Une économie résiliente mais en léger ralentissement

Selon la Note de conjoncture de la Banque centrale du Congo (BCC) du 18 juillet, la croissance reste positive au milieu de l’année 2025, soutenue par un secteur minier dynamique, malgré un environnement international tendu et des tensions sociales internes.

Le taux de croissance attendu est de 5,3 % pour 2025, contre 6,5 % en 2024. Ce ralentissement s’explique principalement par les incertitudes mondiales, mais la performance des industries extractives continue de tirer le PIB vers le haut.

L’inflation demeure sous contrôle : 0,13 % en variation hebdomadaire à la troisième semaine de juillet (contre 0,14 % la semaine précédente), 4,64 % en cumul annuel contre 8,32 % sur la même période en 2024, et 7,89 % en glissement annuel contre 15,26 % un an plus tôt. La baisse des prix des produits alimentaires, du logement et de certains services explique cette tendance favorable.

Le taux de change reste relativement stable : 2 876,52 CDF pour 1 USD sur le marché officiel et 2 890,63 CDF sur le marché parallèle au 18 juillet. La dépréciation depuis janvier est limitée à 1,08 % sur le marché officiel et 0,82 % sur le marché parallèle.

Un contexte mondial plus protectionniste

La conjoncture internationale complique néanmoins la donne. Le 12 juillet, les États-Unis ont relevé leurs droits de douane contre le Japon, la Corée du Sud et plusieurs pays des BRICS, alimentant un climat protectionniste qui pèse sur le commerce mondial, en particulier pour les exportateurs de matières premières comme la RDC.

Un ministère du Budget à professionnaliser

L’une des priorités d’Adolphe Muzito sera de restaurer le professionnalisme au sein du ministère du Budget, sérieusement entamé sous son prédécesseur Aimé Boji. Le projet de budget 2025 avait été entaché d’erreurs grossières :

  • Erreur d’augmentation des investissements : annoncé comme en hausse de 18,2 %, le poste “Équipements et constructions” passe de 17 899,2 milliards CDF en 2024 à 21 964,7 milliards CDF en 2025, soit +22,71 %, et non 18,2 %.
  • Erreur sur le poids des investissements : la Première ministre a affirmé que ce poste représentait 48,4 % du budget 2025, alors que la proportion réelle est de 44,06 %, donc inférieure aux 44,24 % de 2024.
  • Contradiction logique : un accroissement de seulement 18,2 % ne peut pas faire passer un poste de 15,1 % du budget à 48,4 %, sauf si le budget global baissait fortement — ce qui n’est pas le cas, puisqu’il est passé de 49 846,8 milliards CDF (environ 18 milliards USD), soit +21,6 % par rapport à 2024.
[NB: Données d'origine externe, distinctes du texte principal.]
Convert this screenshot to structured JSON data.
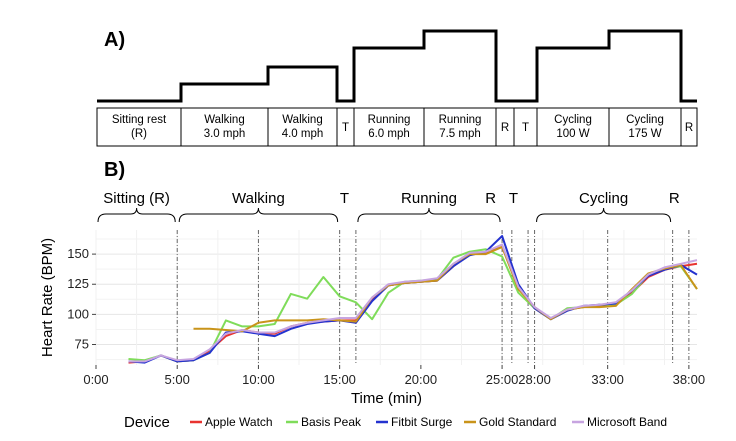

Ces approximations ont sapé la crédibilité du gouvernement auprès de l’opinion et des partenaires internationaux.

Des failles de gouvernance persistantes

Le rapport 2023 de la Cour des comptes pointe également des manquements graves, dont un usage abusif de la procédure d’urgence : 51,20 % des dépenses du budget général, soit 15 132,85 milliards CDF, exécutées sans respecter la chaîne de la dépense ; le remboursements irréguliers de la dette intérieure : plus de 778 milliards CDF payés par procédure d’urgence et 451 milliards CDF non certifiés ; les discordances chiffrées : un écart de 266,54 milliards USD entre l’encours de la dette calculé par la Cour et celui déclaré par la DGDP ; les dépassements budgétaires : plus de 15 467 milliards CDF au-delà des crédits votés ; la sous-consommation : plus de 16 261 milliards CDF de crédits non utilisés ; et les dépenses imprévues : 5 036 milliards CDF engagés sans inscription au budget.
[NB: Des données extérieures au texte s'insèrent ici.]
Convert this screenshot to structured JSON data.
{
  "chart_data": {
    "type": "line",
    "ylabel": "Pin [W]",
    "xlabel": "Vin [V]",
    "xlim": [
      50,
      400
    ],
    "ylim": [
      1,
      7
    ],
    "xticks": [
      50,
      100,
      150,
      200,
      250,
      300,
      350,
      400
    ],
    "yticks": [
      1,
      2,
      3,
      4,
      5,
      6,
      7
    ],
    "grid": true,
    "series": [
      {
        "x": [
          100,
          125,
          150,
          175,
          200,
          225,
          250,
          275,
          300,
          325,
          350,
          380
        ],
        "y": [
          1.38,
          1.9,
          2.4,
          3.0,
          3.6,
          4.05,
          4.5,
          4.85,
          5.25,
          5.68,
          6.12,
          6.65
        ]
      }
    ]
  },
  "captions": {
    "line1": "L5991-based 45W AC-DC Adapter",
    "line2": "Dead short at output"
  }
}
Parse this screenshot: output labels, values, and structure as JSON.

Ces anomalies traduisent un manque d’orthodoxie budgétaire et une gouvernance défaillante, que Muzito devra impérativement corriger.
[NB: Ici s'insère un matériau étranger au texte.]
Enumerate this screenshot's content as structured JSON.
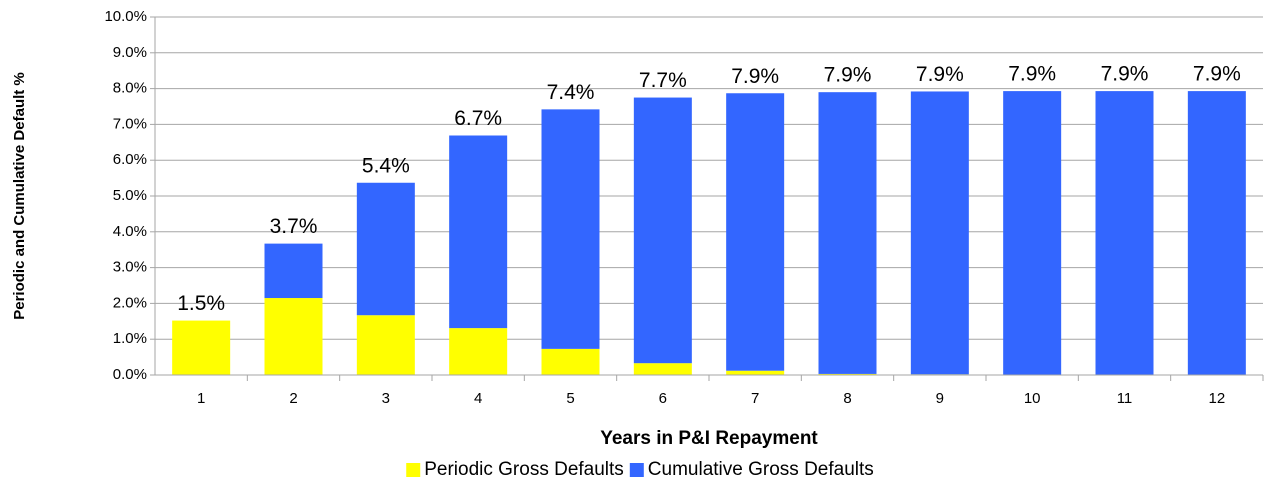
{
  "chart_data": {
    "type": "stacked_bar",
    "xlabel": "Years in P&I Repayment",
    "ylabel": "Periodic and Cumulative Default %",
    "categories": [
      "1",
      "2",
      "3",
      "4",
      "5",
      "6",
      "7",
      "8",
      "9",
      "10",
      "11",
      "12"
    ],
    "series": [
      {
        "name": "Periodic Gross Defaults",
        "color": "#ffff00",
        "values": [
          1.52,
          2.15,
          1.67,
          1.31,
          0.73,
          0.33,
          0.12,
          0.03,
          0.02,
          0.01,
          0,
          0
        ]
      },
      {
        "name": "Cumulative Gross Defaults",
        "color": "#3366ff",
        "values": [
          0,
          1.52,
          3.7,
          5.38,
          6.69,
          7.42,
          7.75,
          7.87,
          7.9,
          7.92,
          7.93,
          7.93
        ]
      }
    ],
    "data_labels": [
      "1.5%",
      "3.7%",
      "5.4%",
      "6.7%",
      "7.4%",
      "7.7%",
      "7.9%",
      "7.9%",
      "7.9%",
      "7.9%",
      "7.9%",
      "7.9%"
    ],
    "ylim": [
      0,
      10
    ],
    "yticks": [
      {
        "value": 0,
        "label": "0.0%"
      },
      {
        "value": 1,
        "label": "1.0%"
      },
      {
        "value": 2,
        "label": "2.0%"
      },
      {
        "value": 3,
        "label": "3.0%"
      },
      {
        "value": 4,
        "label": "4.0%"
      },
      {
        "value": 5,
        "label": "5.0%"
      },
      {
        "value": 6,
        "label": "6.0%"
      },
      {
        "value": 7,
        "label": "7.0%"
      },
      {
        "value": 8,
        "label": "8.0%"
      },
      {
        "value": 9,
        "label": "9.0%"
      },
      {
        "value": 10,
        "label": "10.0%"
      }
    ],
    "grid": true,
    "legend": "bottom"
  }
}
Un rôle clé pour le second mandat de Tshisekedi

Homme de terrain, économiste à la fibre social-démocrate, célèbre pour la publication de ses tribunes par lesquelles il lance des réflexions sur l’amélioration de la gouvernance politique, économique et sociale de la RDC, Adolphe Muzito revient avec la réputation d’un gestionnaire rigoureux. Sa mission est double : assainir la gouvernance budgétaire et restaurer la crédibilité des prévisions de l’État. Sa réussite pourrait peser lourd dans le bilan du deuxième mandat du président Félix Tshisekedi.